HPCL Q4 Review - Rising Debt Levels A  Concern: Motilal Oswal
An employee counts Indian rupee banknotes as he and his colleague wait for customers at a Hindustan Petroleum Corp. gas station in New Delhi, India (Photographer Prashanth Vishwanathan/Bloomberg)

HPCL Q4 Review - Rising Debt Levels A Concern: Motilal Oswal

BQ Blue’s special research section collates quality and in-depth equity and economy research reports from across India’s top brokerages, asset managers and research agencies. These reports offer BloombergQuint’s subscribers an opportunity to expand their understanding of companies, sectors and the economy.

Motilal Oswal Report

Hindustan Petroleum Corp. reported a beat on Ebitda led by better-than-estimated marketing sales volumes (up 9% estimate, at 10.1 million metric tonne), refining (at $8.1/barrel of oil) and marketing margin (at Rs 6/litre).

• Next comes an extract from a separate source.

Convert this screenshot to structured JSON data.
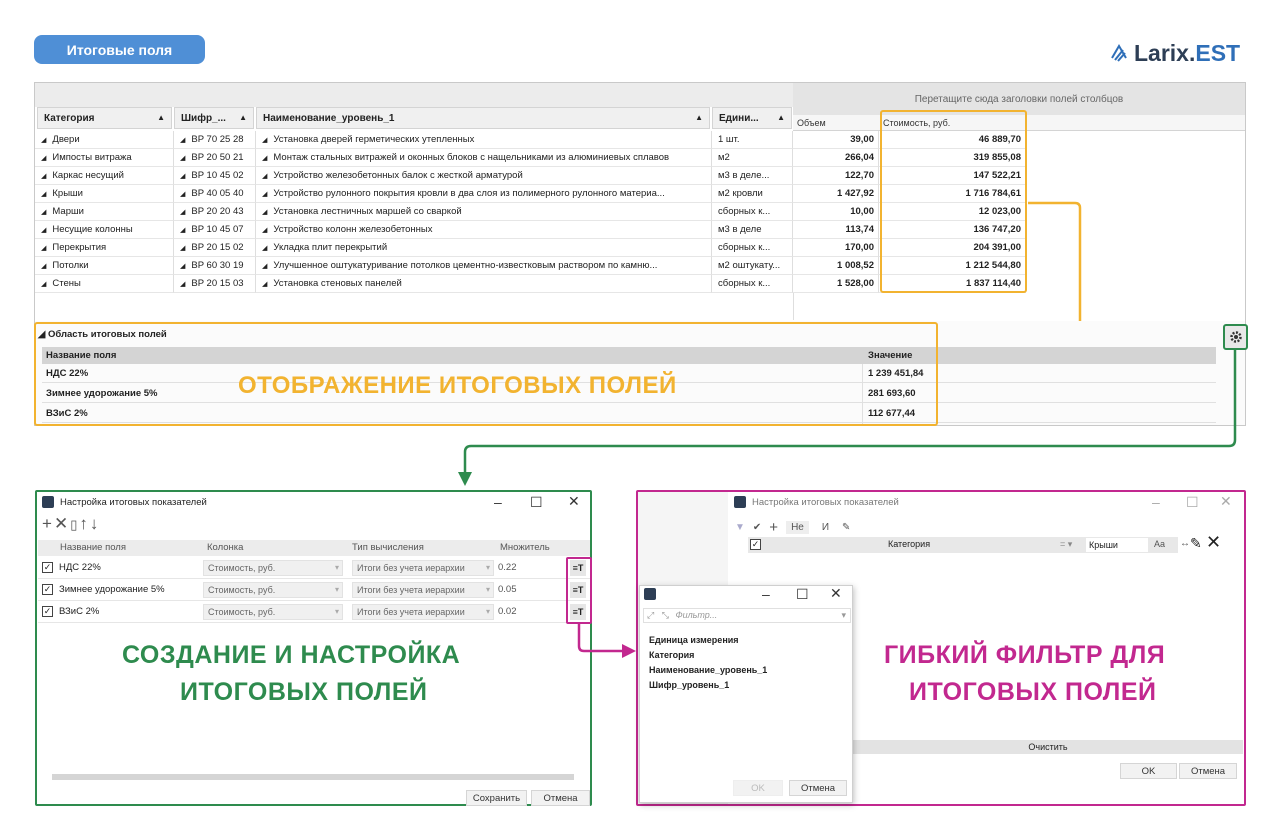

Marketing volumes decline for the company was at 6.6% versus ~9% for the industry in FY21, resulting in a gain in market share.

Since April 2021, there is contraction in demand for petroleum products due to localised lockdowns (with petrol/diesel consumption down 30% in May 2021 versus May 2019).

As per our calculations, gross marketing margin for petrol/diesel stands at down Rs 0.3/ up Rs 3/litre currently.